The seventh century hoard, found by 55-year-old Terry Herbert on farmland in western England two months ago, consists of about 1,500 pieces of gold and silver, some inlaid with precious stones. So fine is the craftsmanship that experts say it could have belonged to Anglo-Saxon royalty.
Herbert, from the town of Burntwood, found the gold on a friend's farm on July 5 and spent the next five days scouring the field for the rest of the hoard.
"Imagine you're at home and somebody keeps putting money through your letterbox, that was what it was like," Herbert said. "I was going to bed and in my sleep I was seeing gold items."
The hoard was officially declared treasure by a coroner, which means it will now be valued by a committee of experts and offered up for sale to a museum. Proceeds would be split fifty-fifty between Herbert and his farmer friend, who has not been identified. The find's exact location is being kept secret to deter looters.
Bland said he could not give a precise figure for the worth of the hoard, but he said the treasure hunter could be in line for a "seven-figure sum."
Herbert said the experience had been "more fun than winning the lottery," adding that one expert likened his discovery to finding Tutankhamen's tomb.
"I just flushed all over when he said that. The hairs on the back of my neck stood up," Herbert said.
The hoard is in storage at the Birmingham Museum and Art Gallery. Some of the items are due to go on display starting Friday.
"The quantity of gold is amazing but, more importantly, the craftsmanship is consummate," said archaeologist Kevin Leahy, who catalogued the find. "This was the very best that the Anglo-Saxon metalworkers could do, and they were very good."
Leahy said there was still much to learn about the treasure, its purpose, and its origins.
"It looks like a collection of trophies, but it is impossible to say if the hoard was the spoils from a single battle or a long and highly successful military career," he said. "We also cannot say who the original, or the final, owners were, who took it from them, why they buried it or when. It will be debated for decades."

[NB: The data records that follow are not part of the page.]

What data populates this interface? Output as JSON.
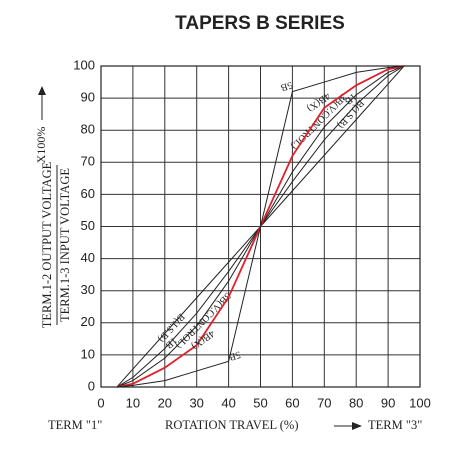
{
  "chart_data": {
    "type": "line",
    "title": "TAPERS B SERIES",
    "y_label_numerator": "TERM.1-2  OUTPUT VOLTAGE",
    "y_label_denominator": "TERM.1-3  INPUT VOLTAGE",
    "y_label_unit": "X100%",
    "x_label": "ROTATION  TRAVEL (%)",
    "x_label_left": "TERM \"1\"",
    "x_label_right": "TERM \"3\"",
    "x": [
      5,
      10,
      20,
      30,
      40,
      50,
      60,
      70,
      80,
      90,
      95
    ],
    "series": [
      {
        "name": "B(J.S.B)",
        "color": "#222222",
        "values": [
          0,
          5.6,
          16.7,
          27.8,
          38.9,
          50,
          61.1,
          72.2,
          83.3,
          94.4,
          100
        ]
      },
      {
        "name": "1B",
        "color": "#222222",
        "values": [
          0,
          3,
          12,
          23,
          36,
          50,
          64,
          77,
          88,
          97,
          100
        ]
      },
      {
        "name": "3B(V.CONTROL)",
        "color": "#222222",
        "values": [
          0,
          2,
          9,
          19,
          33,
          50,
          67,
          81,
          91,
          98,
          100
        ]
      },
      {
        "name": "4B(X)",
        "color": "#e0202a",
        "values": [
          0,
          1,
          6,
          13,
          28,
          50,
          72,
          87,
          94,
          99,
          100
        ]
      },
      {
        "name": "5B",
        "color": "#222222",
        "values": [
          0,
          0.5,
          2,
          5,
          8,
          50,
          92,
          95,
          98,
          99.5,
          100
        ]
      }
    ],
    "xlim": [
      0,
      100
    ],
    "ylim": [
      0,
      100
    ],
    "xticks": [
      0,
      10,
      20,
      30,
      40,
      50,
      60,
      70,
      80,
      90,
      100
    ],
    "yticks": [
      0,
      10,
      20,
      30,
      40,
      50,
      60,
      70,
      80,
      90,
      100
    ],
    "grid": true
  }
}
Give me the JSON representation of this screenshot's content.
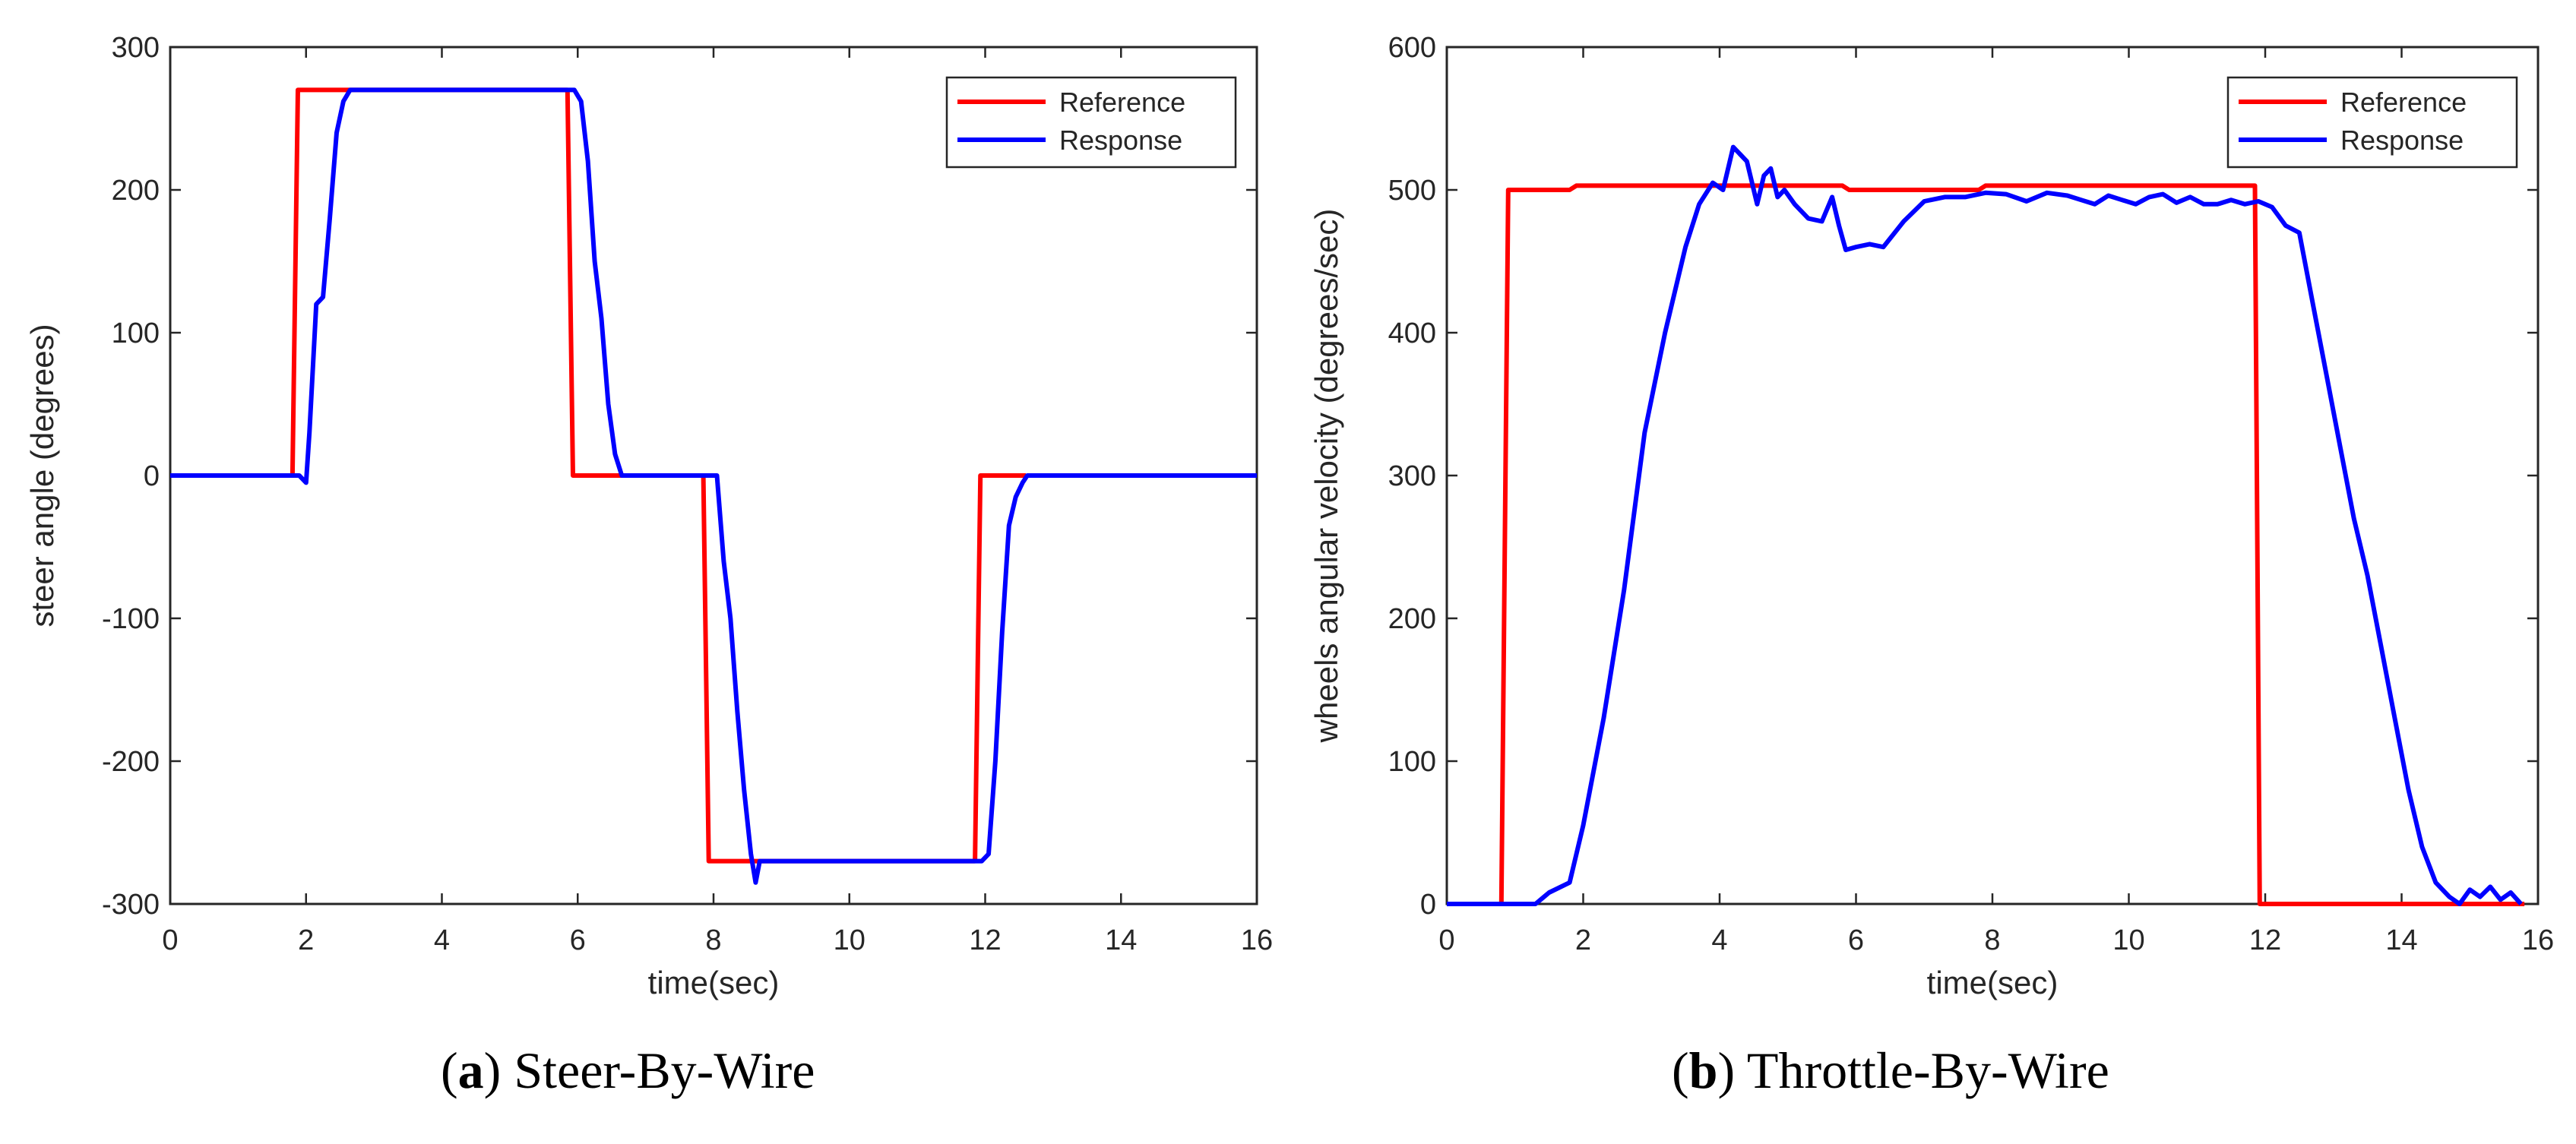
{
  "chart_data": [
    {
      "id": "a",
      "type": "line",
      "title": "",
      "xlabel": "time(sec)",
      "ylabel": "steer angle (degrees)",
      "xlim": [
        0,
        16
      ],
      "ylim": [
        -300,
        300
      ],
      "xticks": [
        0,
        2,
        4,
        6,
        8,
        10,
        12,
        14,
        16
      ],
      "yticks": [
        -300,
        -200,
        -100,
        0,
        100,
        200,
        300
      ],
      "legend_position": "top-right",
      "grid": false,
      "caption_letter": "a",
      "caption_text": "Steer-By-Wire",
      "series": [
        {
          "name": "Reference",
          "color": "#ff0000",
          "x": [
            0,
            1.8,
            1.88,
            5.85,
            5.93,
            7.85,
            7.93,
            11.85,
            11.93,
            12.6
          ],
          "y": [
            0,
            0,
            270,
            270,
            0,
            0,
            -270,
            -270,
            0,
            0
          ]
        },
        {
          "name": "Response",
          "color": "#0000ff",
          "x": [
            0,
            1.9,
            2.0,
            2.05,
            2.15,
            2.25,
            2.35,
            2.45,
            2.55,
            2.65,
            2.75,
            5.95,
            6.05,
            6.15,
            6.25,
            6.35,
            6.45,
            6.55,
            6.65,
            7.95,
            8.05,
            8.15,
            8.25,
            8.35,
            8.45,
            8.55,
            8.62,
            8.68,
            11.85,
            11.95,
            12.05,
            12.15,
            12.25,
            12.35,
            12.45,
            12.55,
            12.62,
            16
          ],
          "y": [
            0,
            0,
            -5,
            30,
            120,
            125,
            180,
            240,
            262,
            270,
            270,
            270,
            262,
            220,
            150,
            110,
            50,
            15,
            0,
            0,
            0,
            -60,
            -100,
            -165,
            -220,
            -265,
            -285,
            -270,
            -270,
            -270,
            -265,
            -200,
            -110,
            -35,
            -15,
            -5,
            0,
            0
          ]
        }
      ]
    },
    {
      "id": "b",
      "type": "line",
      "title": "",
      "xlabel": "time(sec)",
      "ylabel": "wheels angular velocity (degrees/sec)",
      "xlim": [
        0,
        16
      ],
      "ylim": [
        0,
        600
      ],
      "xticks": [
        0,
        2,
        4,
        6,
        8,
        10,
        12,
        14,
        16
      ],
      "yticks": [
        0,
        100,
        200,
        300,
        400,
        500,
        600
      ],
      "legend_position": "top-right",
      "grid": false,
      "caption_letter": "b",
      "caption_text": "Throttle-By-Wire",
      "series": [
        {
          "name": "Reference",
          "color": "#ff0000",
          "x": [
            0,
            0.8,
            0.9,
            1.8,
            1.9,
            5.8,
            5.9,
            7.8,
            7.9,
            11.85,
            11.92,
            15.8
          ],
          "y": [
            0,
            0,
            500,
            500,
            503,
            503,
            500,
            500,
            503,
            503,
            0,
            0
          ]
        },
        {
          "name": "Response",
          "color": "#0000ff",
          "x": [
            0,
            1.3,
            1.5,
            1.8,
            2.0,
            2.3,
            2.6,
            2.9,
            3.2,
            3.5,
            3.7,
            3.9,
            4.05,
            4.2,
            4.3,
            4.4,
            4.55,
            4.65,
            4.75,
            4.85,
            4.95,
            5.1,
            5.3,
            5.5,
            5.65,
            5.75,
            5.85,
            6.0,
            6.2,
            6.4,
            6.7,
            7.0,
            7.3,
            7.6,
            7.9,
            8.2,
            8.5,
            8.8,
            9.1,
            9.3,
            9.5,
            9.7,
            9.9,
            10.1,
            10.3,
            10.5,
            10.7,
            10.9,
            11.1,
            11.3,
            11.5,
            11.7,
            11.9,
            12.1,
            12.3,
            12.5,
            12.7,
            12.9,
            13.1,
            13.3,
            13.5,
            13.7,
            13.9,
            14.1,
            14.3,
            14.5,
            14.7,
            14.85,
            15.0,
            15.15,
            15.3,
            15.45,
            15.6,
            15.75
          ],
          "y": [
            0,
            0,
            8,
            15,
            55,
            130,
            220,
            330,
            400,
            460,
            490,
            505,
            500,
            530,
            525,
            520,
            490,
            510,
            515,
            495,
            500,
            490,
            480,
            478,
            495,
            475,
            458,
            460,
            462,
            460,
            478,
            492,
            495,
            495,
            498,
            497,
            492,
            498,
            496,
            493,
            490,
            496,
            493,
            490,
            495,
            497,
            491,
            495,
            490,
            490,
            493,
            490,
            492,
            488,
            475,
            470,
            420,
            370,
            320,
            270,
            230,
            180,
            130,
            80,
            40,
            15,
            5,
            0,
            10,
            5,
            12,
            3,
            8,
            0
          ]
        }
      ]
    }
  ]
}
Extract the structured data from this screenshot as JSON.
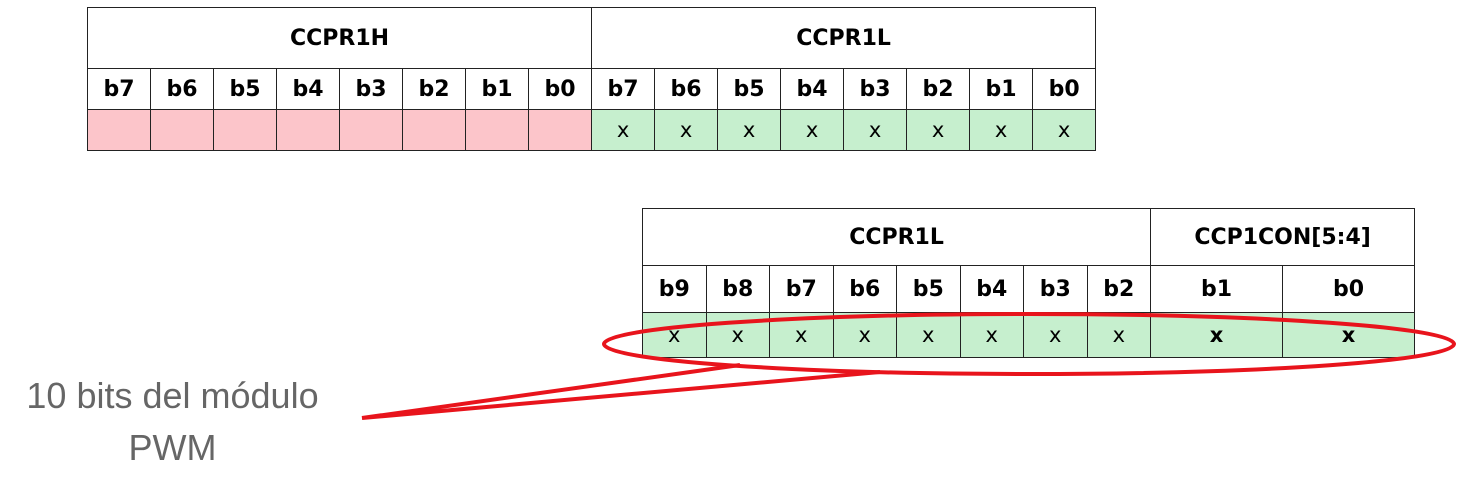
{
  "top_register": {
    "high_label": "CCPR1H",
    "low_label": "CCPR1L",
    "high_bits": [
      "b7",
      "b6",
      "b5",
      "b4",
      "b3",
      "b2",
      "b1",
      "b0"
    ],
    "low_bits": [
      "b7",
      "b6",
      "b5",
      "b4",
      "b3",
      "b2",
      "b1",
      "b0"
    ],
    "high_values": [
      "",
      "",
      "",
      "",
      "",
      "",
      "",
      ""
    ],
    "low_values": [
      "x",
      "x",
      "x",
      "x",
      "x",
      "x",
      "x",
      "x"
    ]
  },
  "bottom_register": {
    "ccpr1l_label": "CCPR1L",
    "ccp1con_label": "CCP1CON[5:4]",
    "ccpr1l_bits": [
      "b9",
      "b8",
      "b7",
      "b6",
      "b5",
      "b4",
      "b3",
      "b2"
    ],
    "ccp1con_bits": [
      "b1",
      "b0"
    ],
    "ccpr1l_values": [
      "x",
      "x",
      "x",
      "x",
      "x",
      "x",
      "x",
      "x"
    ],
    "ccp1con_values": [
      "x",
      "x"
    ]
  },
  "callout": {
    "line1": "10 bits del módulo",
    "line2": "PWM"
  },
  "colors": {
    "unused_bits": "#fcc5ca",
    "used_bits": "#c6efce",
    "highlight": "#e8141c",
    "callout_text": "#666666"
  }
}
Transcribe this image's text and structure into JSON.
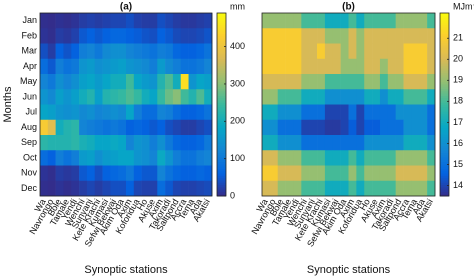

Bland agreed, saying that archaeologists were still baffled by the function of many of the pieces they found.
"There's lots of mystery in it," he said.
Leslie Webster, an expert on Anglo-Saxons who used to work with the British Museum's Department of Prehistory and Europe, said the find was "absolutely the equivalent of finding a new Lindisfarne Gospels or Book of Kells" - a reference to famous manuscripts produced around the same time.